Eine „aufgeheizte Atmosphäre der letzten Jahre, die in der Öffentlichkeit und im Internet allgegenwärtig war“, habe „wie ein Brandbeschleuniger der Radikalisierung“ gewirkt. Erkennbar unter anderem daran: „Während in der Öffentlichkeit insbesondere über Gender, die Lebensweise der Kosmopolit_innen, den Linksliberalismus etc. diskutiert wird, messen die Interviewten diesen Themen nur eine relativ geringe Bedeutung bei.“ Wir ahnen, Platons Philosophenkönige sind nicht unbedingt in Würde gealtert.

Die neue Lust der Deutschen am Demonstrieren und die Angst ihrer Politiker – hier finden wir zwar unfreiwillig Erheiterndes, aber nichts Erhellendes. Dabei sind Demonstrationen für eine Regierung nicht von vornherein schlecht. Im Gegenteil, als organisiertes Defilee des politischen Willens verleihen sie diesem überhaupt erst Schlagkraft. Doch besteht immer die Gefahr, daß die entfesselte Menge die Führung übernimmt und ihrerseits exponierte Repräsentanten zum Beiwerk macht.

Das sind die Dreh- und Wirbelpunkte der Geschichte, wo alles möglich ist, das Höchste und das Niedrigste, auf das gehofft und das zugleich befürchtet wird. Das Niedrigste, das ist eben das bunte, vielköpfige Tier, das jeden in Stücke reißen kann. Das Höchste aber ist die wechselweise Herrschaft der Freien und Gleichen, wie es Platons Schüler Aristoteles formulierte. Seine Lehre, die er in Konkurrenz zu Platons Anhängern in einer eigenen Schule vertrat, zeichnete ein positives Bild der Demokratie. 

Für Aristoteles ist die selbstgenügsame Polis Voraussetzung des sittlich guten Lebens. Ein wurzelloser Weltbürger, der sich außerhalb der Gemeinschaft stellt, hört dagegen auf, Mensch zu sein. „Denn der Mensch ist ein von Natur aus soziales Wesen“, heißt es in seiner „Politik“. Doch auch die Gemeinschaft der Freien und Gleichen kann für Aristoteles fehlgeleitet werden. Dann nämlich, wenn nicht mehr das Gemeinwohl, sondern Partikularinteressen überwiegen.

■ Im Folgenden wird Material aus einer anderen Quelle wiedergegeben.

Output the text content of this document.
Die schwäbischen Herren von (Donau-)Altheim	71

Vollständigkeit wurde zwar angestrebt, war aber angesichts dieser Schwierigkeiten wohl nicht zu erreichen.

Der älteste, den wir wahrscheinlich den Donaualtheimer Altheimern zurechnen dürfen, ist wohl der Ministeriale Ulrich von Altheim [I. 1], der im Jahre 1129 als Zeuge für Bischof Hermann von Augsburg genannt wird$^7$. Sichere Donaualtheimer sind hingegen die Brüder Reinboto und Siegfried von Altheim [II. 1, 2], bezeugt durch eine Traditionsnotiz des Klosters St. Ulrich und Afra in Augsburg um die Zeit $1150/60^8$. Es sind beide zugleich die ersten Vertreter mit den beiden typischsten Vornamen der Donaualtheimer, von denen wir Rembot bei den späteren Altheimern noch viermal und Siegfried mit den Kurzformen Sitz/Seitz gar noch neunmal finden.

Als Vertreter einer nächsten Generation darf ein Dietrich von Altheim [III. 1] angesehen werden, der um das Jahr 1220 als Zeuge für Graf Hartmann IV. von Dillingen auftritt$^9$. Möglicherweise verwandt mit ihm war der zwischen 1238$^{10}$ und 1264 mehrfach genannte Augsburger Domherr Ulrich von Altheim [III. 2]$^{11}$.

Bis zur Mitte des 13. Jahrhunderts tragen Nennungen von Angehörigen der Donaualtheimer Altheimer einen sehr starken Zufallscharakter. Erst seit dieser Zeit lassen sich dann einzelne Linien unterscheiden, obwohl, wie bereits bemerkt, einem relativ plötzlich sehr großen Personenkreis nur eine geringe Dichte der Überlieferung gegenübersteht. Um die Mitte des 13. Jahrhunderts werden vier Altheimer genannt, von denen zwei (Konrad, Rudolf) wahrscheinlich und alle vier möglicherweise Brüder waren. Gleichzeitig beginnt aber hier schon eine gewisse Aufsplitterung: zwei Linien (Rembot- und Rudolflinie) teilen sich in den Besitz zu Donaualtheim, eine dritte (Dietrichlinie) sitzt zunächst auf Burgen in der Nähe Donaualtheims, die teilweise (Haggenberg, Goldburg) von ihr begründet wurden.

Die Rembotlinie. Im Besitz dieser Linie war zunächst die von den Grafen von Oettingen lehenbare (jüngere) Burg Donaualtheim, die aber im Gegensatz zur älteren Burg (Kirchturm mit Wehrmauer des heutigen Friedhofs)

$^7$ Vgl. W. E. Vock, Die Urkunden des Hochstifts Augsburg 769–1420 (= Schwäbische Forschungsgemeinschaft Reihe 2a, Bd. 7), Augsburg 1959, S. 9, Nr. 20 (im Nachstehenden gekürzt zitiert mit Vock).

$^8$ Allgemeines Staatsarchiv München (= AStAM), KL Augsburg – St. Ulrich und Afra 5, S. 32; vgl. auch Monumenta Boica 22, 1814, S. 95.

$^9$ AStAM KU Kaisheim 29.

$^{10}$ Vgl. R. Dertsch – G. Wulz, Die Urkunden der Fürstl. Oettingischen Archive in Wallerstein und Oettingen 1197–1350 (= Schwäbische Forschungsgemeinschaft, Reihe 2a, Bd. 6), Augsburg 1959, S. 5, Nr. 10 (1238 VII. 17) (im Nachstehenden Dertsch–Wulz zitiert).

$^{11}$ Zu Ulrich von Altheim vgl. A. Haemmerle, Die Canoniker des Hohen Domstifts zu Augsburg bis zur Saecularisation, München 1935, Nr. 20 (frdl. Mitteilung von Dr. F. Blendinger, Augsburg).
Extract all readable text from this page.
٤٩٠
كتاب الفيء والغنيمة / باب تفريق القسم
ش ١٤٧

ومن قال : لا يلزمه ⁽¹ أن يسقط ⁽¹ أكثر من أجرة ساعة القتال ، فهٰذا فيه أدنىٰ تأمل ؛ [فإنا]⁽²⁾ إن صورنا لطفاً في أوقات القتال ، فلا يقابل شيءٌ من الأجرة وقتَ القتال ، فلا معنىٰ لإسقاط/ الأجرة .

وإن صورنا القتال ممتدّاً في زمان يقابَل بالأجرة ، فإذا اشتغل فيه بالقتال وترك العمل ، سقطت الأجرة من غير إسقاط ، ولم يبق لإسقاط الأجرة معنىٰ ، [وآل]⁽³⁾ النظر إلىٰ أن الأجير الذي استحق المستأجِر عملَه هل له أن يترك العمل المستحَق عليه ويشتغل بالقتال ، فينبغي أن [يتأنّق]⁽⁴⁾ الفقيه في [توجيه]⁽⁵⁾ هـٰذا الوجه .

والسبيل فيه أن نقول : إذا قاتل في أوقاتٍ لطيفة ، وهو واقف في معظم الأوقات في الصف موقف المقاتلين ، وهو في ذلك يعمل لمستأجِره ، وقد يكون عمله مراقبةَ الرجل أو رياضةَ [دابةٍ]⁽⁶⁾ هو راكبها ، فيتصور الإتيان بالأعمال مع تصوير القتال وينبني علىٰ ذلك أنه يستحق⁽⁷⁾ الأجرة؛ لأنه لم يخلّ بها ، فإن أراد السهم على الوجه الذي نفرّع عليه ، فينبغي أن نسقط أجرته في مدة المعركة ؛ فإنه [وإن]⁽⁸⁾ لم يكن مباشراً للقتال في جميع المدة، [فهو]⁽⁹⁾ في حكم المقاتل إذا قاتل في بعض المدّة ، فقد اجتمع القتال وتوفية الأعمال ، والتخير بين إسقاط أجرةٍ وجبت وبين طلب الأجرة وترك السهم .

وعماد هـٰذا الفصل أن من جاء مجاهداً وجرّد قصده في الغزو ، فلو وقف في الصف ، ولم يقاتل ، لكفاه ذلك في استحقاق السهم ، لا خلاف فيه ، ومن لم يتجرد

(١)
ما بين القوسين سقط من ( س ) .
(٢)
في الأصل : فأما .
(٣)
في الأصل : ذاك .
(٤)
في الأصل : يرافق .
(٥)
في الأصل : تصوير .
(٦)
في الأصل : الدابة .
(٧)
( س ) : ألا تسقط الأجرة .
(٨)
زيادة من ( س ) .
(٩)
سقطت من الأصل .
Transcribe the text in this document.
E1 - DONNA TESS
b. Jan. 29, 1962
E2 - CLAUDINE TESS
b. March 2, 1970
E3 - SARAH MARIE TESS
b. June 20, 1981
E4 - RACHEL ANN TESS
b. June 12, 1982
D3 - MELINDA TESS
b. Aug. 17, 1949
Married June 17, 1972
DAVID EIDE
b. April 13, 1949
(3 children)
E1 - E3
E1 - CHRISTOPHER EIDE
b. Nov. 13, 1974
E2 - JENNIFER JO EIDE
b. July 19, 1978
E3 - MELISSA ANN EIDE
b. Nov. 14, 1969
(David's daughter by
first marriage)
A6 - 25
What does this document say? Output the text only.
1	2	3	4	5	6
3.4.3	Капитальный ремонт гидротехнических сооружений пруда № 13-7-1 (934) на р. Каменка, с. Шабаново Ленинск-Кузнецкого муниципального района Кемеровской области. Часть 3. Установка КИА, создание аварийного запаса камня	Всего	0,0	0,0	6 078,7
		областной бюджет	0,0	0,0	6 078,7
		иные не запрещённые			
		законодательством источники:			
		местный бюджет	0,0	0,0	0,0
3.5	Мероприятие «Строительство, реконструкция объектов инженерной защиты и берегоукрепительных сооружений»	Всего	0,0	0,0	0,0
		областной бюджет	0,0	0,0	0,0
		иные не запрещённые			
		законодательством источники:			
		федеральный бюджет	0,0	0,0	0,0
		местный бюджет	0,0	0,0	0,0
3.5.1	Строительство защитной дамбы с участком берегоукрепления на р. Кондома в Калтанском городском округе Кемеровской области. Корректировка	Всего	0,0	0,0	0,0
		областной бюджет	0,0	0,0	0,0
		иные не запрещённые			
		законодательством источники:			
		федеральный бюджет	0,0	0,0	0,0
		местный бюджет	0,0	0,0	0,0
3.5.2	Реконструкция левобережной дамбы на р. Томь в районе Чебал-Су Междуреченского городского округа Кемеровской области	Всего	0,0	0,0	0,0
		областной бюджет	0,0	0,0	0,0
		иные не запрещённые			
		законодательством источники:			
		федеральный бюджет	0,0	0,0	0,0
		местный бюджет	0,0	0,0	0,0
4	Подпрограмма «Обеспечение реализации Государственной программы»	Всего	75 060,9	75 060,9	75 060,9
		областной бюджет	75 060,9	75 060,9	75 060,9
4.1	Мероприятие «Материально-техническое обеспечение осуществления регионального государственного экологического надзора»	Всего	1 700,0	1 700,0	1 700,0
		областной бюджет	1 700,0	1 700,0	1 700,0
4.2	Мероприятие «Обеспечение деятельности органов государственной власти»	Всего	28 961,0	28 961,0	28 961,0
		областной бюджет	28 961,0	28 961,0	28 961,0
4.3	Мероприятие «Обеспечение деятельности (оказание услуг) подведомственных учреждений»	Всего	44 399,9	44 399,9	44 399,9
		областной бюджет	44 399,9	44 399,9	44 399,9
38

Das ist beispielsweise der Fall, wenn ein demokratisch verfaßtes Gemeinwesen das Bürgerrecht an jeden verleiht, der sich gerade in der Polis aufhält. Dann herrscht eine Tyrannei der Mehrheit, die die wenigen Tüchtigen zum eigenen Vorteil ausbeutet. Denn jene haben gar nicht die Muße, sich gleichermaßen an den Versammlungen zu beteiligen. „So kommt es, daß dann die Menge der Armen sich der Staatsleitung bemächtigt und nicht die Gesetze herrschen.“

Aristoteles’ Schule in Athen war übrigens am Peripatos gelegen, zu deutsch „Spazierweg“, einem Verbindungsweg zwischen Akropolis und verschiedenen Heiligtümern. Entsprechend wurden seine Anhänger später als „Spaziergänger“ verballhornt. Das mag vielleicht das Rätsel lösen, warum heute ein Spaziergang zum staatsfeindlichen Akt werden kann. Doch dazu weiß unsere Philosophenkönigin Faeser vielleicht mehr.